The protesters in Washington D.C. have organized to take down the statue of the seventh president of the United States of America, Andrew Jackson, in Lafayette Park.

In the process, they have formed their own governance called the Black House Autonomous Zone aka “BHAZ.”

READ MORE: Shaun King supports takedown of ‘White Jesus’ statues

The Jackson statue is one of many monuments that represent distasteful periods of the country’s history, symbolically continuing the very foundation of Black oppression: racism and slavery.

As a national hero, Jackson is problematic. He was a slave owner and a slave inter-continental trader. On his Hermitage estate in Nashville, that lavish spread across 420 acres of land, he had more than 150 slaves living there.

He also abused Native Americans with the passing of the Indian Removal Act, which directly affected the Choctaw, Seminole, Creek, Chickasaw, and Cherokee nations. He moved them from their respective homelands and forced them to live in Oklahoma. He did not provide transportation but had them travel that 1,000-mile trek by foot, minimal food and even less clothing articles and blankets,

This act is directly responsible for almost 50,000 native people dying. 

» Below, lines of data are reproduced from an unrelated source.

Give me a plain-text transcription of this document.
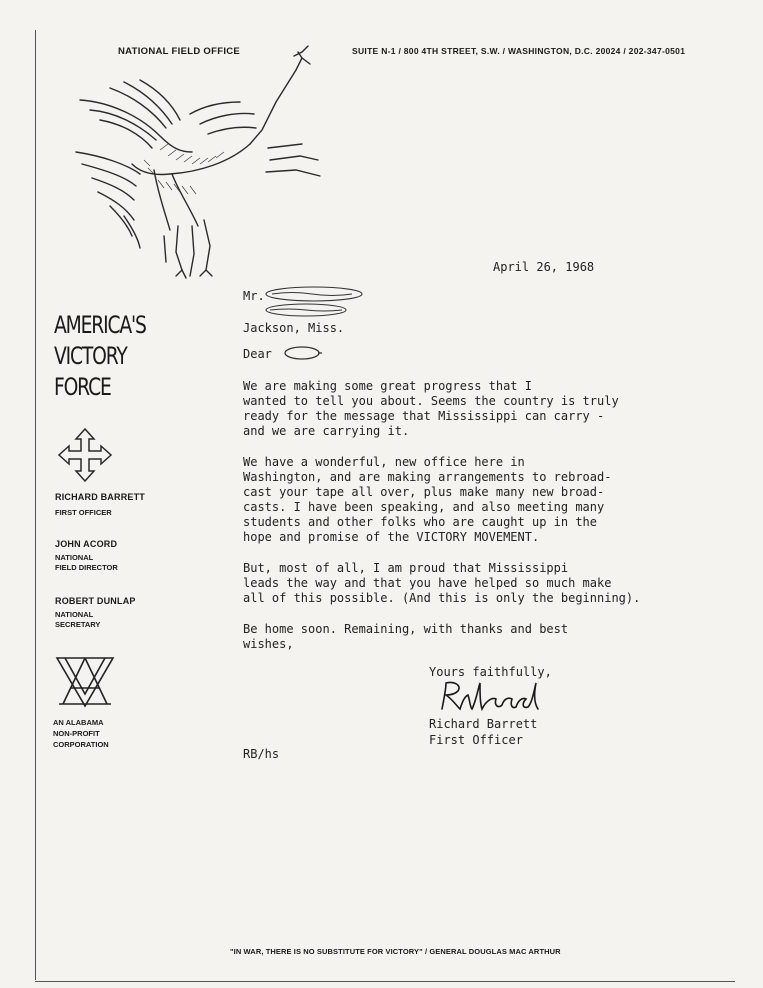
NATIONAL FIELD OFFICE	SUITE N-1 / 800 4TH STREET, S.W. / WASHINGTON, D.C. 20024 / 202-347-0501
AMERICA'S
VICTORY
FORCE
RICHARD BARRETT
FIRST OFFICER
JOHN ACORD
NATIONAL
FIELD DIRECTOR
ROBERT DUNLAP
NATIONAL
SECRETARY
AN ALABAMA
NON-PROFIT
CORPORATION
April 26, 1968
Mr.

Jackson, Miss.
Dear

We are making some great progress that I
wanted to tell you about. Seems the country is truly
ready for the message that Mississippi can carry -
and we are carrying it.

We have a wonderful, new office here in
Washington, and are making arrangements to rebroad-
cast your tape all over, plus make many new broad-
casts. I have been speaking, and also meeting many
students and other folks who are caught up in the
hope and promise of the VICTORY MOVEMENT.

But, most of all, I am proud that Mississippi
leads the way and that you have helped so much make
all of this possible. (And this is only the beginning).

Be home soon. Remaining, with thanks and best
wishes,

Yours faithfully,
Richard Barrett
First Officer
RB/hs
"IN WAR, THERE IS NO SUBSTITUTE FOR VICTORY" / GENERAL DOUGLAS MAC ARTHUR
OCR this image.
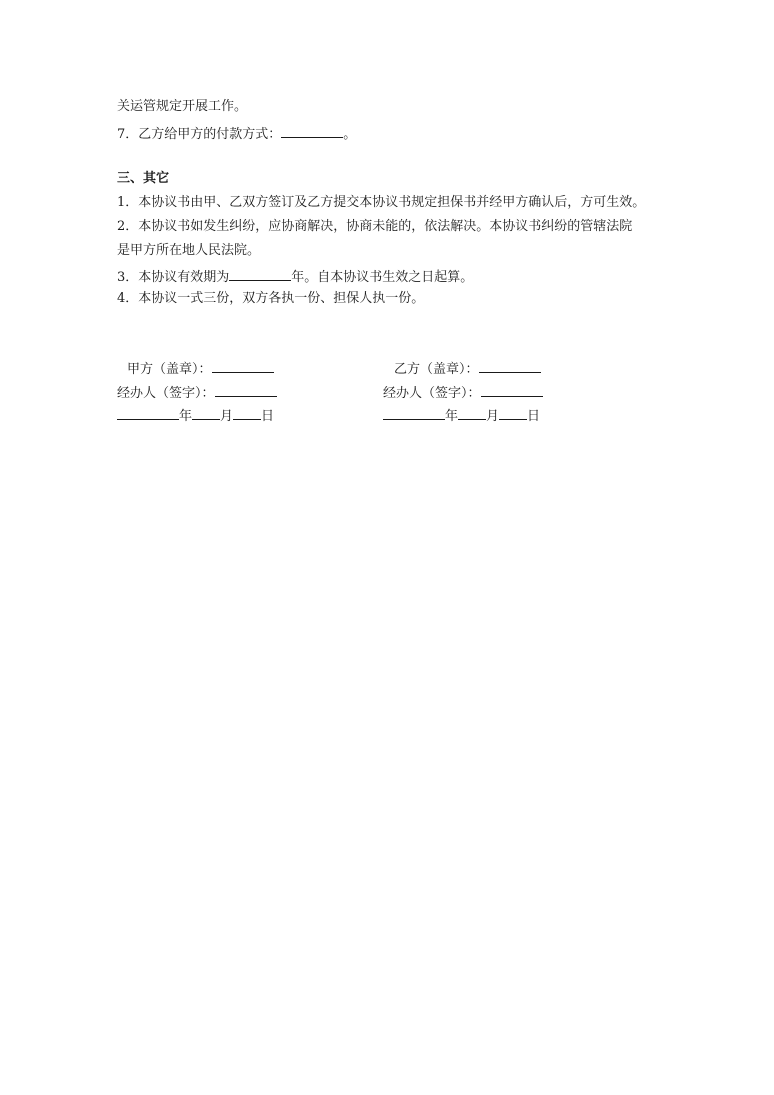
关运管规定开展工作。
7．乙方给甲方的付款方式：	。
三、其它
1．本协议书由甲、乙双方签订及乙方提交本协议书规定担保书并经甲方确认后，方可生效。
2．本协议书如发生纠纷，应协商解决，协商未能的，依法解决。本协议书纠纷的管辖法院
是甲方所在地人民法院。
3．本协议有效期为	年。自本协议书生效之日起算。
4．本协议一式三份，双方各执一份、担保人执一份。
甲方（盖章）：
经办人（签字）：
年 月 日
乙方（盖章）：
经办人（签字）：
年 月 日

For those occupiers in the BHAZ, the statue represents the highly celebratory culture that American has for heroes that have practiced discrimination as a lifestyle. 

According to Fox News, the U.S. Park and D.C. police officers have been given the okay to use chemical irritants to break up the crowds gathering since George Floyd’s death.  

The outlet also states that the U.S. Secret Service wants reporters to leave the White House/BHAZ. But the videos have already been leaked and protesters are using their cell phones and recording what they see, essentially becoming CNN for the streets. 

Videos show them trying to topple the statue, images from around and within the BHAZ, and the church that the president used for a photo-op.

Donald Trump is against tearing down these statues or monuments, stating he will do an executive order to support existing laws to protect the maintenance of these landmarks.